Last I build a windows phone app, which was ~3 years ago, I needed windows running on my Mac. With a mac I can build for iOS, Android and WinPhone. With a Windows box, I cannot build iOS apps. I don't know what is more locked.
That's an interesting way to look at it. Since Microsoft let's you install Windows on whatever hardware you want clearly macos is more locked down but due to Apple's lock down you get more flexibility by using a Mac.
4-5 years ago when I was building AIR mobile apps; you could build iOS apps on Windows.

You can do everything you could do on a Mac except upload the final build to the iOS app store.

To my knowledge there is no way to use native Apple tools to build iOS apps on Windows; but I haven't kept up with the tech.

Yeah, its alright though, its much more enjoyable to web development to me.
Sounds like he chose to work as a mobile developer, not an iOS developer.

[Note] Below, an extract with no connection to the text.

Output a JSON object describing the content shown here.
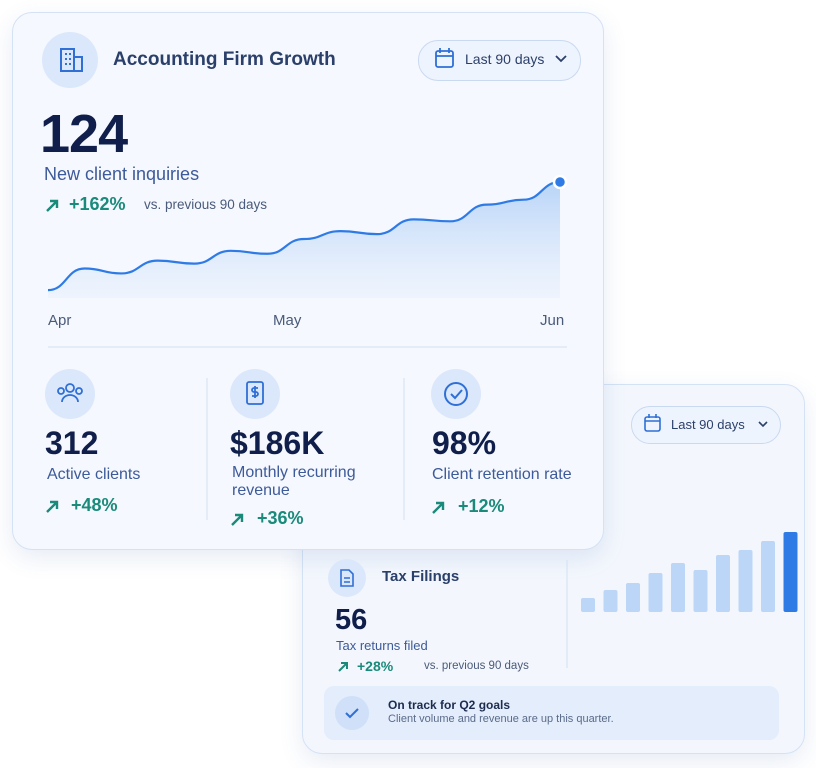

A Mac let's you write for iOS and Android. Windows doesn't.

To be fair, it's Apple that doesn't let you develop for iOS on Windows, not Microsoft.
Yes but Microsoft doesn't let you build on macOS either. With mac, you still have an option of installing windows. I am not saying one is better than the other, but as a developer, I feel macOS gives me best bang for the buck.
It's Apple that doesn't let you install macOS on a VM or other hardware. Microsoft has no control over that.
Microsoft does have control over building a version of Visual Studio that runs on macOS if they really don't discriminate based on the platform. They want their phone apps built on windows and I think it is fair, but they aren't that much different from Apple.
this was the opposite of 20 years ago - sure, you can do loads on macs, except build visual basic apps for the windows ecosystem.

shoe's on the other foot now.

if MS had done a better job in mobile, there'd be more reason to target windows for regular joe consumers, but they lost that market (for now anyway?). :(

> except build visual basic apps for the windows ecosystem

Parallels/BootCamp?

> this was the opposite of 20 years ago

perhaps I should have put that other part in quotes. that was the refrain from mac-bashers at the time (well, one of them). Everything revolved around windows ecosystem, it had the developer mindshare and market strength, etc.

It's not the same story today.

asp.net core 1 is cross platform, using visual studio code you can now build lots without visual studio... but not older enterprise projects of course and or visual projects.